Lorsqu'on se rend de Plougonvelin à l'abbaye, en entrant dans le bourg de Saint-Matthieu, à droite et à la bifurcation de deux routes, dont l'une conduit au phare, et l'autre à Lochrist, s'élèvent deux menhirs, distants l'un de l'autre de deux mètres environ. La piété chrétienne les a maintenant couronnés de deux croix. C'était, dit la tradition du pays, le gibet des moines.

8. — « Droit de mesure de vin et de bled, ladite mesure consistant dans un quart de moins que celle de Brest, appelée mesure Mahé, et six hannapées ou hauterellées ».

A Brest, Saint-Renan et Ploudalmézeau, l'unité de mesure de capacité était la paquettée, hannapée ou hauterellée, représentant en mesure métrique environ un décalitre et pesant quinze livres. Le boisseau de Brest et de Saint-Renan, qu'on appelait crublé carn, contenait huit hauterellées et pesait conséquemment 120 livres, d'où il suit que le boisseau de Saint-Matthieu, composé de six hauterellées ne pesait que 90 livres. Le droit de mesurage s'appelait minage du mot mine employé dans beaucoup d'endroits pour désigner le boisseau qui servait à mesurer les grains, farines, légumes et autres denrées vendues au boisseau dans les foires et marchés, et même dans les maisons particulières. Le fermier de ce droit, appelé minager, l'exerçait au moyen d'une mesure ou boisseau, et prélevait pour son paiement une quantité de grains qui variait suivant les localités. Ce droit, malgré les abus auxquels il donnait lieu, fut maintenu en 1721 par un arrêt du Parlement de Bretagne, comme très-ancien.

9. — « Dîmes des brieux aux ports de Saint-Matthieu, Brest et Conquet ».

Ce droit qui consistait, à proprement dire, dans le dixième de la coque, du gréement et de la cargaison du navire, avait été attribué à l'abbaye, en 1390, par des lettres patentes du duc Jean IV et reconnu par une sentence de la cour de Saint-Renan et Brest.

10. — « Droit de percevoir les dépouilles de ceux qui viennent périr aux costes des paroisses de Saint-Matthieu, Plougonvelin et trefve de Lochrist ».

Le droit de dépouille, annexe habituelle de celui de bris ou brieux, avait été confirmé par des lettres-patentes de 1602. Il était reconnu de temps immémorial, comme si notoirement fondé, que dès 1498, l'official de Léon n'avait fait aucune difficulté d'accorder un monitoire pour qu'il fut exercé sans obstacle.
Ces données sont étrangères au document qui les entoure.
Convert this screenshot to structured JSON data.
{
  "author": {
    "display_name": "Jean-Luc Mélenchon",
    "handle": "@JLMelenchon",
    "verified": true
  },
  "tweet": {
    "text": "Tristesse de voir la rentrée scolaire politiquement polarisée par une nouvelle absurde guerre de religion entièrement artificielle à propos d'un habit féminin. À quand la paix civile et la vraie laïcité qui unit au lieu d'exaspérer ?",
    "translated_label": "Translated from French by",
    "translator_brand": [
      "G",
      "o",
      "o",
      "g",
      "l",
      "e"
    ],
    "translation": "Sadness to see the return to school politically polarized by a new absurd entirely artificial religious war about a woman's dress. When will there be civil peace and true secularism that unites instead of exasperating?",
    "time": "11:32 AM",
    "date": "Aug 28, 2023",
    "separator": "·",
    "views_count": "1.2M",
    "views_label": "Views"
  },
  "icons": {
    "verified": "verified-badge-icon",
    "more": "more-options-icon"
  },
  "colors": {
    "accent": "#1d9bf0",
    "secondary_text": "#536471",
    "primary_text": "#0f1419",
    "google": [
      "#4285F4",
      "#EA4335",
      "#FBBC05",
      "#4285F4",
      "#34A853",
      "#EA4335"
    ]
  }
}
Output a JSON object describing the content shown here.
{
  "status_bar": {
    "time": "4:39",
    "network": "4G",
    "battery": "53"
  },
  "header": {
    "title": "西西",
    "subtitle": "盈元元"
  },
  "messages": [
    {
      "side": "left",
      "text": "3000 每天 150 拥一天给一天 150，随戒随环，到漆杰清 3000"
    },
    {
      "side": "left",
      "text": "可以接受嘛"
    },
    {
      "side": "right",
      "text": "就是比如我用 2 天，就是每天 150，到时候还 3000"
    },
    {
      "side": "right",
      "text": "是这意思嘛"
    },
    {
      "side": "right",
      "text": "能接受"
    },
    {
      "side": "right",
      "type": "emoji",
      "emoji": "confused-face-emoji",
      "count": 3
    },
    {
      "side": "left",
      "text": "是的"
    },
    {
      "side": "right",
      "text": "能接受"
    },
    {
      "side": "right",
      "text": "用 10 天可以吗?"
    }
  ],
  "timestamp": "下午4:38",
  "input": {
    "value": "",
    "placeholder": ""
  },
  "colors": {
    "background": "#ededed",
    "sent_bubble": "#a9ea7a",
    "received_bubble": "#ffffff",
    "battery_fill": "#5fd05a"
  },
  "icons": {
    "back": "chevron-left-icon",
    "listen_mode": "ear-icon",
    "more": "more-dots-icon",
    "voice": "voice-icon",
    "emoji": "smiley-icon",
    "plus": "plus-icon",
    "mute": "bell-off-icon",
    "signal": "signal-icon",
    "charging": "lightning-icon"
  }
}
Peut-être, en cette circonstance, l'official n'avait-il fait que prescrire l'exécution des lettres-patentes du 24 janvier de la même année, par lesquelles Charles VIII avait déclaré « confirmer aux religieux le droit de dépouille de ceux qui périssent dans la mer, la dixième partie des brieux des ports et havres de Brest et du Conquet, et ordonner qu'il fût procédé contre ceux qui troubleroient les abbés et couvents dans la jouissance et libre possession de leurs droits et héritages, entr'autres du moulin et étang du Vicompte et évoquer tous les procès des d. religieux en son conseil de Bretagne ».

11. — « Droit de cohue et accessoires, foires et marchez, avec droit sur iceux, appelé coustume, consistant dans la valeur de 5 sols par chaque esteau, comme aussi droit de descharge sur les marchandises qu'on apporte dans la ville de Saint-Matthieu, tant par terre que par mer, consistant dans la valeur de 5 d. par livre ».

Les halles établies primitivement sous le nom de cohues par les seigneurs féodaux dans l'intérêt de leurs vassaux, afin de protéger leurs marchandises et eux-mêmes contre l'intempérie des saisons, avaient motivé ce droit qu'on trouve aussi désigné parfois sous le nom de cohuage. Dû, à leur entrée, sur les marchandises qu'on apportait au marché, il avait fini par n'être perçu de fait que la veille et le jour du pardon de Saint-Matthieu. — Henry IV, par ses lettres-patentes du mois de novembre 1602, avait institué, dans la ville de Saint-Matthieu, cinq foires annuelles et un marché hebdomadaire. Les foires se tenaient : la première, la veille, le jour et le lendemain de la fête de saint Matthieu ; la seconde, le lendemain de l'Annonciation de N.-D. ; la troisième, le lendemain de la Visitation ; la quatrième, le jour de la saint-Laurent ; la cinquième, le lendemain de la présentation de N.-D. Le marché se tenait le jeudi.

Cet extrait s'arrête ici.